Monday 07 March 2016
How accountants can avoid common SMSF advice mistakes
Monday 07 March 2016
New regulations will soon apply to providing SMSF advice. Are you ready for the changes?
As of 1 July 2016, accountants won't have the latitude they've previously enjoyed when it comes to dispensing SMSF counsel. If an accountant is unlicensed – and most currently are – he or she will need to confine themselves to offering factual information.
How to stick to the facts
Factual information is defined by the Australian Securities & Investments Commission (ASIC) as "objectively ascertainable information whose truth or accuracy cannot reasonably be questioned". The upcoming Future of Financial Advice (FOFA) reforms do not impact anyone's ability to dispense factual information. However, accountants will need to be much more vigilant about not segueing from providing factual information into offering general or personal advice.
More on that shortly, but first a refresher course on how to stay on solid factual information ground.
Before providing factual information, clarify with the client that is what you are doing. Stress that you are not intending to imply any recommendation or opinion about a certain course of action or specific product.
You can use personal information about a client to provide factual information that is specific to them, but not offer opinions or recommendations.
Many accountants don't fully understand there are different types of advice…

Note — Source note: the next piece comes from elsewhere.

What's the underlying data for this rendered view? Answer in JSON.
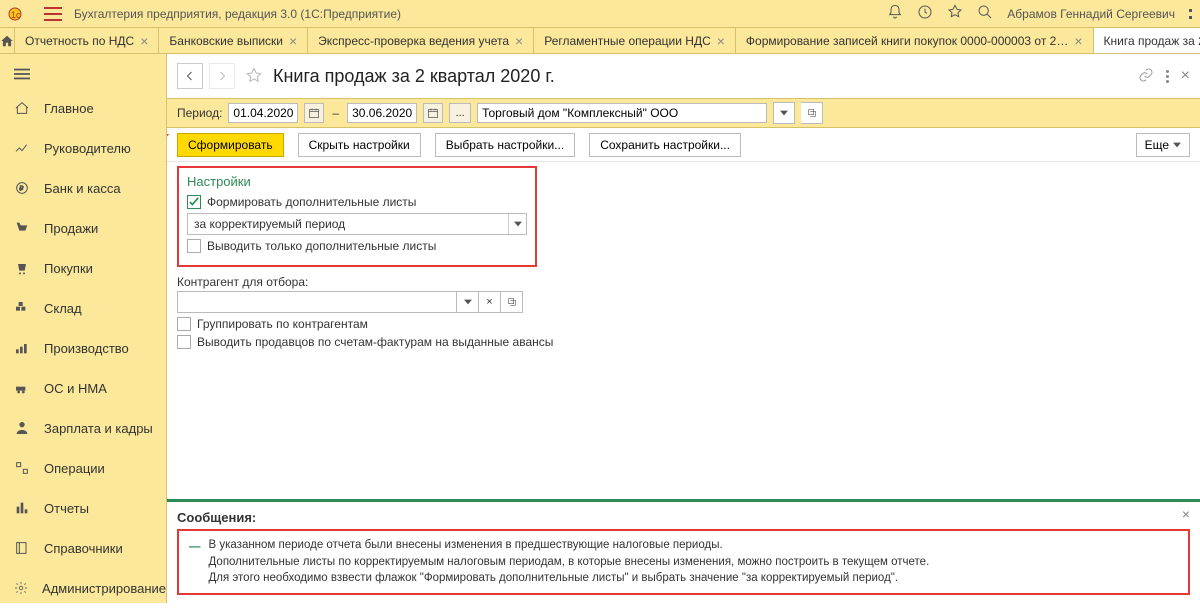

For example, if a 50-year-old woman with significant assets and a high income walks through the door, you can educate her about how a SMSF differs to a retail or industry fund. You can provide factual information on the establishment, structure and operation of SMSF funds. You can explain the differences between a SMSF and retail or industry fund in relation to the control of investments and in-house asset investment opportunities.
What you can't do is recommend the client set up a SMSF as opposed to keeping her money in a retail or industry fund. Crucially, you can't so much as seem to be hinting at a recommendation about what superannuation choice the client should make.
Personal and general advice
Come the new financial year, if you wish to provide either personal or general advice you will need to have an AFS licence or be authorised by an AFS licence holder. As with factual information, you should start by clarifying with the client that you are providing general or personal advice before doing so.
General advice is given without reference to the client's financial situation, needs, or objectives. This point needs to be communicated to the client and they have to be instructed to consider the advice in light of their circumstances. The General Advice Warning (GAW) should also be provided at the time of the advice and via the same means by which the advice is being provided (i.e. email advice, email GAW; verbal advice, verbal GAW).
The client should also be provided with a Product Disclosure Statement (PDS) if the advice involves acquiring or potentially acquiring a financial product.
Advising a client that many high-income earners, with significant assets and a reasonable level of financial literacy, find SMSFs an attractive option is likely to be general advice. Telling a client you've taken into account their salary, assets and retirement plans and concluded they should set up a SMSF is likely to constitute personal advice.
Rob Hayward, Head of Client Solutions, Macquarie Virtual Adviser Network, predicts accountants will find the new arrangements challenging.
"Previously, if a client came to me and said 'I've just inherited $30,000, what should I do with it?" I could tell them to stick it in their SMSF. I didn't need an AFS licence to do that and there was no Statement of Advice or other regulatory documentation involved. That won't be the situation after 30 June 2016."
Hayward suspects the main issue accountants will face is staying within the factual information perimeter.
"Many accountants don't fully understand there are different types of advice. I imagine a lot of accountants will think they can continue talking to their clients about, say, setting up a SMSF and buying a property through it. They'll believe they are providing factual information. What they will actually be doing is providing at least general advice and possibly personal advice. In doing that, they will be breaching who knows how many Corporations Act provisions. If things later go pear-shaped and the client complains to ASIC, the accountant is now looking at financial and regulatory penalties."
So how carefully will accountants without an AFS licence, or authorisation to operate under one, need to tread?
"They can provide basic information, such as the tax rates on SMSFs, but that's it," says Hayward. "The minute they start talking about pros and cons of SMSFs they've strayed into giving general advice and need to be licensed. And if they suggest that an SMSF is appropriate for a client based on their personal circumstances that is personal advice. That means they both need to be licensed and to provide the client with a Statement of Advice."
By continuing to help their clients in the traditional manner, accountants could soon be harming themselves, if not appropriately licensed.
If you'd like further information about how to provide information and advice safely, ASIC's Regulatory Guide 244 is a good place to start.